Após um pedido enviado pelo procurador-geral da República, Augusto Aras, o STF autorizou a abertura de inquérito para investigar atos a favor do AI-5. Embora não seja citado no pedido de Aras, Bolsonaro chegou a fazer um discurso para seus apoiadores durante o ato.
6– “Não assinei”, disse Moro sobre ato em Diário Oficial
Embora o ato em Diário Oficial que oficializou a demissão de Maurício Valeixo traga o nome do ministro da Justiça, Moro negou que tenha assinado a exoneração. Moro também afirmou que não foi comunicado previamente pelo Planalto de que a exoneração de Valeixo entraria na edição desta sexta-feira do Diário Oficial.
– A exoneração que foi publicada fiquei sabendo pelo Diário Oficial, não assinei esse decreto – afirmou Moro.
Na manhã desta sexta-feira, antes da coletiva de Moro, a Secretaria de Comunicação da Presidência (Secom) publicou o ato do Diário Oficial com a exoneração de Valeixo, incluindo o nome do ministro da Justiça entre as assinaturas – assim como o nome do presidente Jair Bolsonaro. Na publicação, em suas redes sociais, a Secom afirmou que Valeixo havia se exonerado “a pedido” e classificou como “fake news” qualquer informação distinta. Moro, porém, rebateu a versão da Secom, afirmando que “isto não é verdadeiro”, e interpretou a exoneração de Valeixo sem ser comunicada previamente ao ministro da Justiça como uma sinalização de que Bolsonaro não queria o próprio Moro no cargo.
– Para mim, esse último ato é uma sinalização de que o presidente me quer fora do cargo. Essa precipitação da realização da exoneração, não vejo muitas justificativas – disse Moro
7- Futuro longe da magistratura e ‘à disposição do país’
Na entrevista coletiva, Moro afirmou que descansará após oficializar sua saída do governo Bolsonaro e lembrou que não pode retornar à magistratura, já que precisou abandonar a carreira para assumir o cargo de ministro da Justiça.
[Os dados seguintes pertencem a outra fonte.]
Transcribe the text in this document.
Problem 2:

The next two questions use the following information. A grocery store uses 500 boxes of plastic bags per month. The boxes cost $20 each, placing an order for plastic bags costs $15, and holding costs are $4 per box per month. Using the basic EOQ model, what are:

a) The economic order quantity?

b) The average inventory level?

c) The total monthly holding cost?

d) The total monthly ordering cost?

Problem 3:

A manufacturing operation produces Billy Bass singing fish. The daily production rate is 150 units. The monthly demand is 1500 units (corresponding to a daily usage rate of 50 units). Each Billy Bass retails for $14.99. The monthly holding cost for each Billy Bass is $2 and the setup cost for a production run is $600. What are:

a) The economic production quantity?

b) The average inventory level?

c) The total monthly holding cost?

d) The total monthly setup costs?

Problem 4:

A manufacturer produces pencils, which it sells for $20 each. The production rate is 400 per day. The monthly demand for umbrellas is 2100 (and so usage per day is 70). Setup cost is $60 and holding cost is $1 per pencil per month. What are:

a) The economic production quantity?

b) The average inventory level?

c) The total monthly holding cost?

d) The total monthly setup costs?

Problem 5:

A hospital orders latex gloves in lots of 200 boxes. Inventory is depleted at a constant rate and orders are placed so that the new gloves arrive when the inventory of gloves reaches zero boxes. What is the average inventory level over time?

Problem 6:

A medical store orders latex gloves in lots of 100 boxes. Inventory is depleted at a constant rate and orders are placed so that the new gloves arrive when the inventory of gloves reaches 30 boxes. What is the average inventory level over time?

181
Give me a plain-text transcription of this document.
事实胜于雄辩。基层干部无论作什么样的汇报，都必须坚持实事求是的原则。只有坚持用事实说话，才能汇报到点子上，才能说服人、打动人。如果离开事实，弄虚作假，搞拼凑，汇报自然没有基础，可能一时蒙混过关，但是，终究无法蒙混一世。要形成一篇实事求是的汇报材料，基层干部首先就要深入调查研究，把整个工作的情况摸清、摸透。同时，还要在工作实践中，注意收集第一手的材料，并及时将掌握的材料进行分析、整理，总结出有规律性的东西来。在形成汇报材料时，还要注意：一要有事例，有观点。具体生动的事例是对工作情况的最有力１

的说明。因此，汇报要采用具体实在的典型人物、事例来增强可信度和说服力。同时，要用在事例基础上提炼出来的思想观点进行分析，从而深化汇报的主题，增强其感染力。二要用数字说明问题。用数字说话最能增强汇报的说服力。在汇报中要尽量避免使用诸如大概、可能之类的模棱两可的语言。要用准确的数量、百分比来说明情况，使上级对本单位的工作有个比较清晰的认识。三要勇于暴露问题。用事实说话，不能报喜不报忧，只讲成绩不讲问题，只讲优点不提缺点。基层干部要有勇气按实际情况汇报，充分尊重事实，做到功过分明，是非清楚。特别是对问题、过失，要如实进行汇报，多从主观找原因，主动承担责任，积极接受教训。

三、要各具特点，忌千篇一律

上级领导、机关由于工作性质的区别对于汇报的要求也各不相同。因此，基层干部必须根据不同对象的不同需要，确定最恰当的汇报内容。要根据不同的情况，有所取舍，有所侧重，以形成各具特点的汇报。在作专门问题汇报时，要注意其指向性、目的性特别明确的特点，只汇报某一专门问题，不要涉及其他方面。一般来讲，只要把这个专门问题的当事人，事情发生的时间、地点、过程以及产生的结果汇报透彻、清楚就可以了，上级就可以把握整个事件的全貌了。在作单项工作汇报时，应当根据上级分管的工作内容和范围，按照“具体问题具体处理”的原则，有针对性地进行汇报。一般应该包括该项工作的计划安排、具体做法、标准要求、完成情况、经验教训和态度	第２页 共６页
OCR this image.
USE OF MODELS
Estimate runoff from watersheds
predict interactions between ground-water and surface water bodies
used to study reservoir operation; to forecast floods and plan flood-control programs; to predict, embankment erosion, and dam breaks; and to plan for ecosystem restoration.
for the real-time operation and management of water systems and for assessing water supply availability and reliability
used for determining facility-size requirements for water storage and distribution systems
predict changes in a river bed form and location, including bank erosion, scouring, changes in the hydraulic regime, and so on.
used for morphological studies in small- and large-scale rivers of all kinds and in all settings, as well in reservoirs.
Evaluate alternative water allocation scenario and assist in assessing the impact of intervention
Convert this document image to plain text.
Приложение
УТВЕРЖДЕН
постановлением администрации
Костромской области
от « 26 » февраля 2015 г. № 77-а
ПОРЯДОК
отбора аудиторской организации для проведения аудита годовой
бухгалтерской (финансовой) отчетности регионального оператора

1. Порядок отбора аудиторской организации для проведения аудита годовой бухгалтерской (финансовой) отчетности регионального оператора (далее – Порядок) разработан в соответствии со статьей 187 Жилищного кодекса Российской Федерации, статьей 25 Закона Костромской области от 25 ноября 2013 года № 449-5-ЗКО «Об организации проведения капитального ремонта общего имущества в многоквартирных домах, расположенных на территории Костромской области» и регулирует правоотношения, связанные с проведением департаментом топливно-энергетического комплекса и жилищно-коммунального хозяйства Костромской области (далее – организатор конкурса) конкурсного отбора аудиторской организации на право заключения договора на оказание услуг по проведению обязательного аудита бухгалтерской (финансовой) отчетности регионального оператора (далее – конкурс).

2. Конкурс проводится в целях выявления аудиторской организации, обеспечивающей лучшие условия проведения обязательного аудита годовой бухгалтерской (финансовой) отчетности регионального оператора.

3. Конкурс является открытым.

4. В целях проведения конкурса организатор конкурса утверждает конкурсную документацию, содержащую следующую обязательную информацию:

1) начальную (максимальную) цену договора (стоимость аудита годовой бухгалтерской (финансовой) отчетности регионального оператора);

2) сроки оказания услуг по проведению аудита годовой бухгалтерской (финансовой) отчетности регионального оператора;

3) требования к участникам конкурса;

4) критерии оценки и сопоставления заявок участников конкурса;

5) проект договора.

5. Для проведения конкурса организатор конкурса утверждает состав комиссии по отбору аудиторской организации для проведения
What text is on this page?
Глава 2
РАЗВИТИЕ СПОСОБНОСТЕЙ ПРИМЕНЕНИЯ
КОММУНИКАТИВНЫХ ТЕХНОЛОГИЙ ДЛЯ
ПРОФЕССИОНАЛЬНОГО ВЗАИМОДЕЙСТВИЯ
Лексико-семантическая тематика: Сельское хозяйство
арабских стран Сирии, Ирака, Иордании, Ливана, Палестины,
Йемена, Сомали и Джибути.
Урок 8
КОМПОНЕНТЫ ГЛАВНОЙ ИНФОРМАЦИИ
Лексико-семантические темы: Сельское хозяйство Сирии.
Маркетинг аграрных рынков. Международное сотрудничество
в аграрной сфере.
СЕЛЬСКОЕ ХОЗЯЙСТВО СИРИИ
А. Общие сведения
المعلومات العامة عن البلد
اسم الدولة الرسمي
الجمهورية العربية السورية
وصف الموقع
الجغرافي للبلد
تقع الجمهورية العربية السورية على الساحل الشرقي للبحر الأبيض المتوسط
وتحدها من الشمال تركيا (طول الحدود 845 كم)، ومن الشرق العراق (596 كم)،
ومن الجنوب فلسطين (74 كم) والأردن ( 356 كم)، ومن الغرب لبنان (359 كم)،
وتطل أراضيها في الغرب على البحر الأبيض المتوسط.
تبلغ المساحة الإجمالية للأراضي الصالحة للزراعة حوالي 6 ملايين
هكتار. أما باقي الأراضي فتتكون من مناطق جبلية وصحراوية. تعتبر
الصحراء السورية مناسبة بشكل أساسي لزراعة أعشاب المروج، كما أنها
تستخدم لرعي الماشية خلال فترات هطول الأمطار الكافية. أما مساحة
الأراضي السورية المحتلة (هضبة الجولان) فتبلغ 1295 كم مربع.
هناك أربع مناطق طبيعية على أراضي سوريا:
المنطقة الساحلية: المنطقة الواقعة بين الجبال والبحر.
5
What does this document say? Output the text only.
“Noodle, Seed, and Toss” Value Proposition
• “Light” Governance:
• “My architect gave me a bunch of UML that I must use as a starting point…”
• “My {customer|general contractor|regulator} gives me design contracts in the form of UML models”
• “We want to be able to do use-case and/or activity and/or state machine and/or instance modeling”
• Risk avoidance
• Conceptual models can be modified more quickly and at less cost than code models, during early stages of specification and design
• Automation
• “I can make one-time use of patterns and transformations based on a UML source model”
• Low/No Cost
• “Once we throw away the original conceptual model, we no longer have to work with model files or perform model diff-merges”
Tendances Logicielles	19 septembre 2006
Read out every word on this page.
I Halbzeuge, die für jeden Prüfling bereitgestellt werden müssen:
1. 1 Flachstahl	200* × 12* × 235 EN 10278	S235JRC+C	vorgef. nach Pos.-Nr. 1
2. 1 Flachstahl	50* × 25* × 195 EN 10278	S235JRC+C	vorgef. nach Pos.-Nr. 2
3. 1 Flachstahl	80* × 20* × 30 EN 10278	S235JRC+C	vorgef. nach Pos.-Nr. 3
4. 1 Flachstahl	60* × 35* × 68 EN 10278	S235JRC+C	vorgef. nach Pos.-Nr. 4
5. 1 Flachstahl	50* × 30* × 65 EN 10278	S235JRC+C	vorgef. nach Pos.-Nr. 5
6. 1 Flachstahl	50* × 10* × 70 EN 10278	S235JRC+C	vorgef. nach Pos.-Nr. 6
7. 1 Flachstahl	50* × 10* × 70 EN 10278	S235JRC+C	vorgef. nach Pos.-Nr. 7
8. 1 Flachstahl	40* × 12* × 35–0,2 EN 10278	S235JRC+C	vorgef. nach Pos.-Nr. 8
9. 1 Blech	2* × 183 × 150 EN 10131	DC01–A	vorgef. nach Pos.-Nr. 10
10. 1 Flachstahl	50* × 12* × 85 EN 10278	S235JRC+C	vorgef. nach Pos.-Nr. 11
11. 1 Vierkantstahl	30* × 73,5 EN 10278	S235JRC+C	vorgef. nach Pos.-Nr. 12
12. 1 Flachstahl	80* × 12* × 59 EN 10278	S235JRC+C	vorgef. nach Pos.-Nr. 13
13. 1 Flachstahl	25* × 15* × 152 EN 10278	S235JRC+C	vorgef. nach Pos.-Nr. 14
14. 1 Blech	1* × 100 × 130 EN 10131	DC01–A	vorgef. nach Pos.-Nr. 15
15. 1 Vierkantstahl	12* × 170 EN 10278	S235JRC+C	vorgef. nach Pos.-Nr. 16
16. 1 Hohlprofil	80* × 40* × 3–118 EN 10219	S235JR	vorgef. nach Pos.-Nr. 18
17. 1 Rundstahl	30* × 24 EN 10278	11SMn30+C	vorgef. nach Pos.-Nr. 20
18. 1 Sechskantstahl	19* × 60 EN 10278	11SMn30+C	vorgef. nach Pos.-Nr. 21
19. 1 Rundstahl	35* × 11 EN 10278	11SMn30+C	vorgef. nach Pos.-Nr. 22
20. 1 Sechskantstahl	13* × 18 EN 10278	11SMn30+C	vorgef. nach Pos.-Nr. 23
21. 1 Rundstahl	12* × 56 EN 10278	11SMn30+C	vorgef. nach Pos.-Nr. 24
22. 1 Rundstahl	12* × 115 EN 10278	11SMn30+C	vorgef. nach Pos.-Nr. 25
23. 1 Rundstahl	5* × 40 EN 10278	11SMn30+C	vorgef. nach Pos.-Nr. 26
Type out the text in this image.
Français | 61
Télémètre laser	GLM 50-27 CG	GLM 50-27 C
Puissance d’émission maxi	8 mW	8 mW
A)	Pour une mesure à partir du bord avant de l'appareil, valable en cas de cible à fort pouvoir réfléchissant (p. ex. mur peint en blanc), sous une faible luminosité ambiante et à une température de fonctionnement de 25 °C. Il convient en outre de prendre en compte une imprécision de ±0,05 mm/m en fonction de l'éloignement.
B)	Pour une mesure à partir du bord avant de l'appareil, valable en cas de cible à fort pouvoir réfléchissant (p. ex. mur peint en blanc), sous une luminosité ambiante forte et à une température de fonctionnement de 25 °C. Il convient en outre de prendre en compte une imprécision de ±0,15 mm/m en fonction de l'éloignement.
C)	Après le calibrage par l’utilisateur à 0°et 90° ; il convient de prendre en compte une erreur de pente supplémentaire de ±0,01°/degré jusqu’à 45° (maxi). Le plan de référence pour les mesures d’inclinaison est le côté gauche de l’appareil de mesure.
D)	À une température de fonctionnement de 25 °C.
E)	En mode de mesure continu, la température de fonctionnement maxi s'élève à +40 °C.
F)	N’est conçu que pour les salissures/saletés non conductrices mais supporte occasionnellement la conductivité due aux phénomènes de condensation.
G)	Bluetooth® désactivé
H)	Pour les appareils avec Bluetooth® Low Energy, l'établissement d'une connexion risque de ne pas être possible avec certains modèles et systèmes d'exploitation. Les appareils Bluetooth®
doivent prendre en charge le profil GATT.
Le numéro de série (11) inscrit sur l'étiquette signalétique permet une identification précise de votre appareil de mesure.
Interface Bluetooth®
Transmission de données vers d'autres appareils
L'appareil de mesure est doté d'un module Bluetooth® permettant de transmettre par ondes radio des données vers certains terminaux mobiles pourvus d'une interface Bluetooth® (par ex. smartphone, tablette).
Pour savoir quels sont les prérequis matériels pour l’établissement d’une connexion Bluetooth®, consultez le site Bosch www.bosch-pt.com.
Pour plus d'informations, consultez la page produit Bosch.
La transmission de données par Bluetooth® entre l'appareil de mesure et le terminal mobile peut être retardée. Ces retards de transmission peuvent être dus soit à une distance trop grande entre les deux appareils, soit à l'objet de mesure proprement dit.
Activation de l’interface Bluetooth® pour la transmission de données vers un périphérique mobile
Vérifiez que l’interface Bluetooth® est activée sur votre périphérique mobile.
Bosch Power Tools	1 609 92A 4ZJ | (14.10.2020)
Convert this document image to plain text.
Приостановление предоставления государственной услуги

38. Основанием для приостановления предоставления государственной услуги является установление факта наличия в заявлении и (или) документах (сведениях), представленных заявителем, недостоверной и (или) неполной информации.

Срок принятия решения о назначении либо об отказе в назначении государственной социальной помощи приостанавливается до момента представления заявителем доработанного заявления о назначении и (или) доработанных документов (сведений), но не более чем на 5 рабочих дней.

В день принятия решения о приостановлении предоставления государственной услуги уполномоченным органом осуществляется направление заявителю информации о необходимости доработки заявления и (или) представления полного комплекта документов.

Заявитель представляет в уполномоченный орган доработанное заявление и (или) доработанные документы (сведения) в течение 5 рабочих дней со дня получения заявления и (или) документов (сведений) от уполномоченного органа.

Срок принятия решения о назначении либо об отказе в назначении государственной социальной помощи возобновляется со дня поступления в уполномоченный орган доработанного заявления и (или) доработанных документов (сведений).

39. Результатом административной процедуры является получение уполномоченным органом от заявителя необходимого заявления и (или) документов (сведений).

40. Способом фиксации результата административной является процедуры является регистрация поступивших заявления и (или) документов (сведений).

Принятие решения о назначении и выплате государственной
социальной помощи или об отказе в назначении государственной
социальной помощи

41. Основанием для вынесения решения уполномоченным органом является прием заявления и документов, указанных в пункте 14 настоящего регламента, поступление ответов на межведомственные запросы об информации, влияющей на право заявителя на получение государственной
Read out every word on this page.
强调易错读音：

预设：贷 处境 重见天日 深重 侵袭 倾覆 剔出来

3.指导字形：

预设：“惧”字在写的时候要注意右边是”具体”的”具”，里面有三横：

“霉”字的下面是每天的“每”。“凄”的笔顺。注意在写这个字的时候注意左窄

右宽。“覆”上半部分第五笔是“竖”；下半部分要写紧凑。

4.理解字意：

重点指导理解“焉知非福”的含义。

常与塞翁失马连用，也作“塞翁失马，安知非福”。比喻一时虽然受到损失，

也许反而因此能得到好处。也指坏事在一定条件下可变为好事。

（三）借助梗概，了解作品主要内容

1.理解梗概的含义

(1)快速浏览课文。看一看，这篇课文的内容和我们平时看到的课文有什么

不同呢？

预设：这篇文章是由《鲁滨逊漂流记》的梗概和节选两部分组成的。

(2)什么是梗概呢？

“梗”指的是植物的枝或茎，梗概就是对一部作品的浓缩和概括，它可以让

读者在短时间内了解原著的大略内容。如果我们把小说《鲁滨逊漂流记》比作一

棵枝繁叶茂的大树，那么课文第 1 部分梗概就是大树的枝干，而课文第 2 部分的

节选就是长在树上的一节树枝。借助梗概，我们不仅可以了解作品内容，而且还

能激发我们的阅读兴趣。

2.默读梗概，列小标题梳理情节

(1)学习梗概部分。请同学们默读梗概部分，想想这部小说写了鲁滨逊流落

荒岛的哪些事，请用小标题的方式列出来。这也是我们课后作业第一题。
– Infelizmente é um caminho sem volta, mas, quando assumi, sabia dos riscos. Vou descansar um pouco. Esses 22 anos (de magistratura) foram de muito trabalho, em especial, em todo esse período da Lava-Jato, praticamente não tive descanso e nem durante o exercício do cargo de ministro da Justiça e Segurança Pública. Vou procurar mais adiante um emprego, não enriqueci no serviço público, nem como magistrado, nem como ministro, e quero dizer que, independentemente de onde esteja, sempre vou estar à disposição do país para ajudar onde quer que seja – disse Moro.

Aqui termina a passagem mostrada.